Photo credit by Nicholas Raymond
By Colleen Mertes
Alistair Rogers, of Brookhaven National Laboratory, has been collecting data way out of New York state for the U.S. Department of Energy’s Next Generation Ecosystem Experiments Arctic Project. The data, which was collected in Barrow, Alaska, concerns the function of plant structures called stomata. The stomata regulates the flow of carbon dioxide and water between leaf and environment, or how the plant breathes. Rogers’ data on Arctic species is rare, which is why he was excited to share it in a global data share.
A project led by Yan-Shih Lin of Macquarie University and Belinda Medlyn of the University of Western Sydney stretched its data pool because of a collaborative effort of researchers around the world. The project focused on how the stomata transports water and carbon dioxide in different environments and lends insight into how plants adapt to the climate. The breadth of the data allows the researchers to compare the plants from all different systems, from the Arctic to the Amazon. The data shared showed how trees with dense stemwood are more conservative with their water as it is more costly for them to transport. Plants in cold and dry environments are more conservative with water than those in hot or wet environments.
Current Earth system models represent the process identically for all vegetation, but the data gathered proved otherwise, as the researchers predicted. Vegetation effects they Earth system by “storing carbon, moving water around the landscape, and cooling the planet’s surface,” Lin said. The project provided information that could be used to predict the effects, which is made more important under the current climate change.

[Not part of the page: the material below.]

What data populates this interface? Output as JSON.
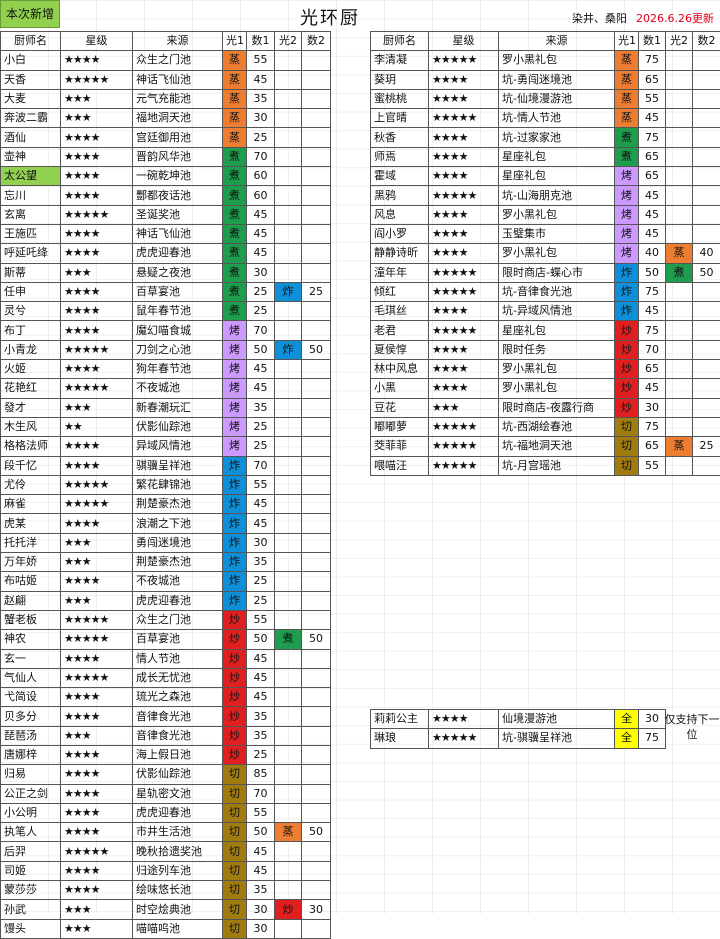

Crowd sourcing data like these researchers in Australia proved to be efficient and extraordinary. The researchers said that they “couldn’t travel the whole world”, by contacting researchers around the globe they saved both money and time. Field research is extensive and expensive work. To gather the global database seen in this project would not have been possible by a single team. Data previously unknown was accessible and with it the researchers were able to apply their project to environments outside their reach.